Meno comune è la storia di militanza del padre di Maria Paz, Omar Venturelli, scomparso in Cile il 4 ottobre 1973. Sacerdote sospeso per le sue battaglie a favore dei diritti umani e quadro politico del Mir (Movimento della sinistra rivoluzionaria), Omar ha lottato per i diritti delle comunità indigene dei Mapuche fino a quando non si è consegnato spontaneamente per un controllo in caserma.

«Non sappiamo esattamente cosa ne sia stato di mio padre – ci racconta con commozione Maria Paz – Abbiamo cercato di ricostruire il più possibile ciò che gli è capitato. Quello che si suppone è che mio papà sia stato consegnato al generale Stark che in quei giorni stava viaggiando nel Sud del Paese con quella che è conosciuta come “la carovana della morte”, che aveva lo scopo di insegnare ai militari le metodologie repressive più spettacolari e le torture. Per cui il passaggio della carovana era accompagnato da una serie di esecuzioni molto spettacolari».

Tra le vittime del processo figura anche un combattente di origine marchigiane, l’unico italiano nominato fra le pagine dei diari di Ernesto Che Guevara. Cresciuto in Argentina, si è addestrato a Cuba dopo aver abbracciato la causa del Che: è la storia di Luis Stamponi.

Luis ha lottato in Bolivia per tutta la vita fino alla cattura nel 1976 a Llallagua, dove è stato lungamente torturato e infine trasferito in un campo di sterminio a Buenos Aires. Da allora Luis è desaparecido.

«È necessario che lo Stato boliviano si assuma la responsabilità di aver torturato, ucciso e generato terrore nella popolazione in quegli anni. Lo Stato ancora oggi deve una spiegazione ai familiari delle vittime ed è molto importante per noi che altri Paesi, come l’Italia, riconoscano le colpe del nostro Stato», dice Nila Heredia, compagna di Luis e presidentessa della Comisión de la Verdad boliviana.

«Erano le tre di notte del 13 settembre 1974. Un gruppo di uomini armati ha forzato la porta d’ingresso del nostro appartamento di Buenos Aires e ha fatto irruzione nel nostro appartamento – ricorda Aurora Meloni – Con molta violenza hanno sequestrato mio marito Daniel e due nostri compagni che stavano da noi in attesa di ottenere il visto francese.

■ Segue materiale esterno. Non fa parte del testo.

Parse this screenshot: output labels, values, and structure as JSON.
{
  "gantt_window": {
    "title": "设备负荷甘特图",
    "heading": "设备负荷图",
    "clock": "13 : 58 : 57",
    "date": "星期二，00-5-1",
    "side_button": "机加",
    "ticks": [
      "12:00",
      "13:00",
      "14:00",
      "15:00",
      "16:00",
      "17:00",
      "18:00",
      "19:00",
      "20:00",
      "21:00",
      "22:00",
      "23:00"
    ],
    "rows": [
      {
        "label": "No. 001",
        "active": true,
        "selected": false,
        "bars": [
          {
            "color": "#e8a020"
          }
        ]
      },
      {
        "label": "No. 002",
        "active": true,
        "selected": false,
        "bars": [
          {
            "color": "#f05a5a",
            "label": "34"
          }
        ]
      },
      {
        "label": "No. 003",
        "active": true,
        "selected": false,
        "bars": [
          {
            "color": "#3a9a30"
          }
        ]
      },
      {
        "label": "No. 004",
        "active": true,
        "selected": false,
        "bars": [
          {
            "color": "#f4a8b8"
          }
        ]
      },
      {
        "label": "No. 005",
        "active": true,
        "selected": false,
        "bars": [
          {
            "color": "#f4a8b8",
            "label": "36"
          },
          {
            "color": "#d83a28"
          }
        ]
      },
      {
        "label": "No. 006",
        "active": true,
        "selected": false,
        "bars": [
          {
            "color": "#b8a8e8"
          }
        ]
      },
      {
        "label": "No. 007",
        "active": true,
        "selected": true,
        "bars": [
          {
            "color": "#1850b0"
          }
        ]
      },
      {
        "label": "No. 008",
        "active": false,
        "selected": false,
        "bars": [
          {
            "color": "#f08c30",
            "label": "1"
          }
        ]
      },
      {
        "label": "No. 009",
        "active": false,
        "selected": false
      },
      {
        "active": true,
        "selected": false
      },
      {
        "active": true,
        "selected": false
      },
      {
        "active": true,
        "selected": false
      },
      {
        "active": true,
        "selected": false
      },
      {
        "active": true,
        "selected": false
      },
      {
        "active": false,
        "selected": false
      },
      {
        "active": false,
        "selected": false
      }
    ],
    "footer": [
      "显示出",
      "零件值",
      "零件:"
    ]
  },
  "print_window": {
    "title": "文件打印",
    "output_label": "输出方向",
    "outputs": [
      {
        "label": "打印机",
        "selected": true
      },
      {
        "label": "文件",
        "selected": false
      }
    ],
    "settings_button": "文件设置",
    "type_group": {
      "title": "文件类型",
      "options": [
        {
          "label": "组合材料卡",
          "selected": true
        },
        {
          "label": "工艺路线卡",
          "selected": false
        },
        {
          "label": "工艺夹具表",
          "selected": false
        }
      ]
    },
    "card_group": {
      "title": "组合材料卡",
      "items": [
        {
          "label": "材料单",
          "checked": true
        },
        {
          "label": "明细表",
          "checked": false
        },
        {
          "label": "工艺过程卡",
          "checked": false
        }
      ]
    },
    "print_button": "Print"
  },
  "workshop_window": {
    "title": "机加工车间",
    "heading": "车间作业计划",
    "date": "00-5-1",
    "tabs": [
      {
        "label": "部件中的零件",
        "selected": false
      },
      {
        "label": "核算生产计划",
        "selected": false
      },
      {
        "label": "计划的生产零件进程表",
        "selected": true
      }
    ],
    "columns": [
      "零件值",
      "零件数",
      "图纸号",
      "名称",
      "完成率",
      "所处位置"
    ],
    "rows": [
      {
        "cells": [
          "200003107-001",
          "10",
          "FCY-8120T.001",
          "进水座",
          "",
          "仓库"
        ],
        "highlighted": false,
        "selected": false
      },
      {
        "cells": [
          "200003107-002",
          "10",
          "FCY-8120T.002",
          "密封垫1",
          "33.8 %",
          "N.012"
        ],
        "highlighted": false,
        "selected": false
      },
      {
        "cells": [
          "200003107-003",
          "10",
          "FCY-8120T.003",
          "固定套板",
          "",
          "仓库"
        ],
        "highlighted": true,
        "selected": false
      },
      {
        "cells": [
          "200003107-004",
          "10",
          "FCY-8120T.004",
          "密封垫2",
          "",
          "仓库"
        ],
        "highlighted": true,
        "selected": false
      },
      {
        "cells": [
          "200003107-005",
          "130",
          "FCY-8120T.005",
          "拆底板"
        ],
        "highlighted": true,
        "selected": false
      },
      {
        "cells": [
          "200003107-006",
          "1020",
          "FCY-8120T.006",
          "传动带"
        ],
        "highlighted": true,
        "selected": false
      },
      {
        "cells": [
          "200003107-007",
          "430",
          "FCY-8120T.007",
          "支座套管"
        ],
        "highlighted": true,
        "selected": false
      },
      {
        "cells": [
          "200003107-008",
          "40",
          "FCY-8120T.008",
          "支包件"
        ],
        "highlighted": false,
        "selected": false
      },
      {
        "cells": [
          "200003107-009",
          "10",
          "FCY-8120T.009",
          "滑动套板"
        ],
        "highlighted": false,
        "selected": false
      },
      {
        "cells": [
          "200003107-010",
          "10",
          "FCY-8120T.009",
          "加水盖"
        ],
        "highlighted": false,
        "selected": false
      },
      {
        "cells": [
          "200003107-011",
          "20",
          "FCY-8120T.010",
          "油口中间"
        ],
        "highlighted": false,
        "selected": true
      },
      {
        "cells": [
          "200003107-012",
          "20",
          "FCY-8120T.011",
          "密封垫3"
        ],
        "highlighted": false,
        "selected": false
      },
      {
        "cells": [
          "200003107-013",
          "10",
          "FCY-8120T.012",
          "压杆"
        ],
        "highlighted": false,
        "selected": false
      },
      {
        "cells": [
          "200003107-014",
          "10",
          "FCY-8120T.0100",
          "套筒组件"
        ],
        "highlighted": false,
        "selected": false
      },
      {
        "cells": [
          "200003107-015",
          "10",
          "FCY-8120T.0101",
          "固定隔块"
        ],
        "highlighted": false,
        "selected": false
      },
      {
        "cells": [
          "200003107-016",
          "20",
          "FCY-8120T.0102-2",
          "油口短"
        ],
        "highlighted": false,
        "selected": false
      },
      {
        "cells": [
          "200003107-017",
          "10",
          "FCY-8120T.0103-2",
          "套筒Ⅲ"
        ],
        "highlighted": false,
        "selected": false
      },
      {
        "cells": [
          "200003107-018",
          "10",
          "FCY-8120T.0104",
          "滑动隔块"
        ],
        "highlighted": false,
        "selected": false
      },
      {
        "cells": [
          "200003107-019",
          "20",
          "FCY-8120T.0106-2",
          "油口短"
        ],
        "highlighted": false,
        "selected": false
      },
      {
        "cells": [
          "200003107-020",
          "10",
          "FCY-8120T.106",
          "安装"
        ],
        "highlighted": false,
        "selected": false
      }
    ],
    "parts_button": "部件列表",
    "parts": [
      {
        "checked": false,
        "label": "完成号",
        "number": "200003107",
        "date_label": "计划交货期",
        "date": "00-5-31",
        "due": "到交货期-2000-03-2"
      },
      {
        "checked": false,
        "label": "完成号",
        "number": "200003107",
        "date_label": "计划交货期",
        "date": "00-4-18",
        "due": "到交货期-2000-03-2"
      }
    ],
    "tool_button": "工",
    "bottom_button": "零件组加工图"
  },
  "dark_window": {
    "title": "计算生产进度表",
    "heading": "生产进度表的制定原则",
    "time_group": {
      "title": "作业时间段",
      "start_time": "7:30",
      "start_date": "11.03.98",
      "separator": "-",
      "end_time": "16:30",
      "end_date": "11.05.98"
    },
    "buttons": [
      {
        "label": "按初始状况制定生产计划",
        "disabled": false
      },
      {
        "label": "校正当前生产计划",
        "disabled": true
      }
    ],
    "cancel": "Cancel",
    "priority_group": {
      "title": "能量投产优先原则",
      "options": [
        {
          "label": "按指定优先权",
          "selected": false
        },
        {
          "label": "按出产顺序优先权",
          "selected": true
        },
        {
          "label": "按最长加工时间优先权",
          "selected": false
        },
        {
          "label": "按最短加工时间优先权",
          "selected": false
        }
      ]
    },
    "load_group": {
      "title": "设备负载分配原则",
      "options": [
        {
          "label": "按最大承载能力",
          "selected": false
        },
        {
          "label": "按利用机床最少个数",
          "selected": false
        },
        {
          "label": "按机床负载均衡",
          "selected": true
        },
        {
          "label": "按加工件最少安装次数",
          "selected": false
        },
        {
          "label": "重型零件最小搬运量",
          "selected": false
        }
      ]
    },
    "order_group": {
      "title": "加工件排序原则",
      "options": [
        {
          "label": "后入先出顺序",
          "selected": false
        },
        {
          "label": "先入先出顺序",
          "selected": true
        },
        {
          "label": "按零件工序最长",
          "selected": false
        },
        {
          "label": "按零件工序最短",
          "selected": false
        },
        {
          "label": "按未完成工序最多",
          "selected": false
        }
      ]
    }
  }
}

Quella è stata l’ultima volta che li ho visti vivi». I cadaveri di Daniel Banfi, uruguaiano militante dei Tupamaros, e dei suoi due compagni vennero ritrovati alcuni giorni dopo a 159 km da Buenos Aires.

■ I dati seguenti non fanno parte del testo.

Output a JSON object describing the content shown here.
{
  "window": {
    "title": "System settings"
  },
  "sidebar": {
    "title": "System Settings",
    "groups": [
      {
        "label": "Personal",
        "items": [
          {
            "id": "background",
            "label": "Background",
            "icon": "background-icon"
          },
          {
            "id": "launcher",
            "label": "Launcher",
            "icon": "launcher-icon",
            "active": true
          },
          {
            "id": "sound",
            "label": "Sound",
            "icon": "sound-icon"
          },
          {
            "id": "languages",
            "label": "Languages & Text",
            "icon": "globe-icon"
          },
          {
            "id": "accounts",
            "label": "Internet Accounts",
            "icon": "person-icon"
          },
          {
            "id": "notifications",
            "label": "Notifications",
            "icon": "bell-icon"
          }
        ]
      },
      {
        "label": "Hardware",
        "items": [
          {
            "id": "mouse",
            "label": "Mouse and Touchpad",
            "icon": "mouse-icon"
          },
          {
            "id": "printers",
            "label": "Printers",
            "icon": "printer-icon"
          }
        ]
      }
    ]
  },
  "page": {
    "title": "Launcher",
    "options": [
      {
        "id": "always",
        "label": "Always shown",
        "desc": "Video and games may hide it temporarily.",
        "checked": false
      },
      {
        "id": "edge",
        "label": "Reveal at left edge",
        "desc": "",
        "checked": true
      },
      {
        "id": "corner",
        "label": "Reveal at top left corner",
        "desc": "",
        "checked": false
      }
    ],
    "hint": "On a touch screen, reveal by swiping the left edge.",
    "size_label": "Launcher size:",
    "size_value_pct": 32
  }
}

«Questo delitto è stato imputato alla Triplice A – ci dice Aurora, parte civile nel processo di Roma – ed è stato uno dei primi sequestri svolto con le modalità diventate tristemente note negli anni successivi. Mi permetto di non raccontare le condizioni in cui ho trovato i loro corpi all’obitorio, mi permetto di non raccontare quello che hanno dovuto subire. Da questa sentenza mi aspettavo quello che cerco da quella notte di settembre di 45 anni fa: giustizia. E giustizia abbiamo avuto».